Vitamina A o retinolo

Funzione ed alimenti ricchi di vitamina A

Vitamina A retinolo, alimenti ricchi vitamina ALa vitamina A è importante per la visione, la differenziazione cellulare, la crescita ossea, la fertilità e per rafforzare il sistema immunitario.

Assieme alle vitamine C ed E, anche la vitamina A possiede spiccate attività antiossidanti che contrastano la formazione dei radicali liberi, ritardando quindi gli effetti dell’invecchiamento e prevenendo molte malattie di tipo degenerativo.

La vitamina A, detta anche retinolo, è contenuta in alcuni alimenti di origine animale, abbonda soprattutto nel fegato e nella milza, si trova in buone quantità nel latte e derivati e nelle uova. I precursori della vitamina A, in particolare il betacarotene, detto anche Provitamina A, si trova in abbondanza nella frutta e nella verdura di colore giallo-arancione e verde scuro; tra queste vi sono: le carote, i peperoni, le albicocche, i meloni, le zucche, gli spinaci, ecc.

I carotenoidi sono dei composti dalle elevate capacità antiossidanti ed antitumorali. In natura ne esistono circa 600 tipi, ma solo una piccola parte è convertita dall’organismo in vitamina A, in base al fabbisogno; uno dei principali ad avere questa capacità è proprio il betacarotene. 

Vitamina A: fabbisogno giornaliero

Il fabbisogno di vitamina A è misurato in RE (retinolo equivalenti). 1 RE corrisponde ad 1 microgrammo di vitamina A o 6 microgrammi di betacarotene, dato che quest’ultimo ha una resa in retinolo pari ad un sesto.

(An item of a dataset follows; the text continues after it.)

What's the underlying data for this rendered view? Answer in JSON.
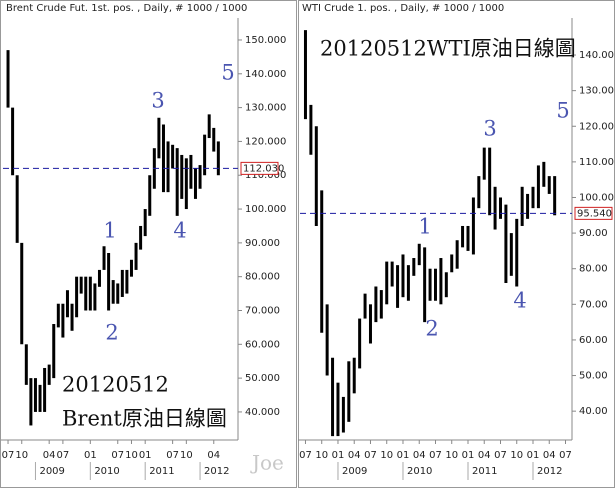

La dose giornaliera consigliata è di 800 RE, che dovrebbe essere aumentata di 100 RE durante la gravidanza e di 350 RE durante l’allattamento.

Seguendo un’alimentazione bilanciata e senza particolari restrizioni il fabbisogno di vitamina A è normalmente soddisfatto.

Vitamina A: sintomi da carenza

L’eventuale deficit di vitamina A si manifesta prevalentemente con cecità crepuscolare, irritabilità degli occhi, pelle rugosa fino a diventare a squame, deformazione delle ossa, indebolimento del sistema immunitario e problemi di carattere sessuale.

Integratori di vitamina A: avvertenze ed eccesso

Essendo la vitamina A una vitamina liposolubile che tende a permanere per lungo tempo all’interno dell’organismo, prima di utilizzare degli integratori è opportuno prestare molta attenzione e consultarsi prima con il proprio medico per stabilirne le eventuali dosi e la modalità di assunzione.

L’eccesso di vitamina A può provocare problemi epatici, all’apparato scheletrico, di origine nervosa e, durante la gravidanza, allo sviluppo del feto.

Per quanto riguarda l’assunzione di carotenoidi il pericolo di sovraddosaggio è molto minore, in primo luogo perché solo una piccola parte sono convertiti in vitamina A e in secondo luogo perché la sintesi in retinolo è regolata in base al fabbisogno.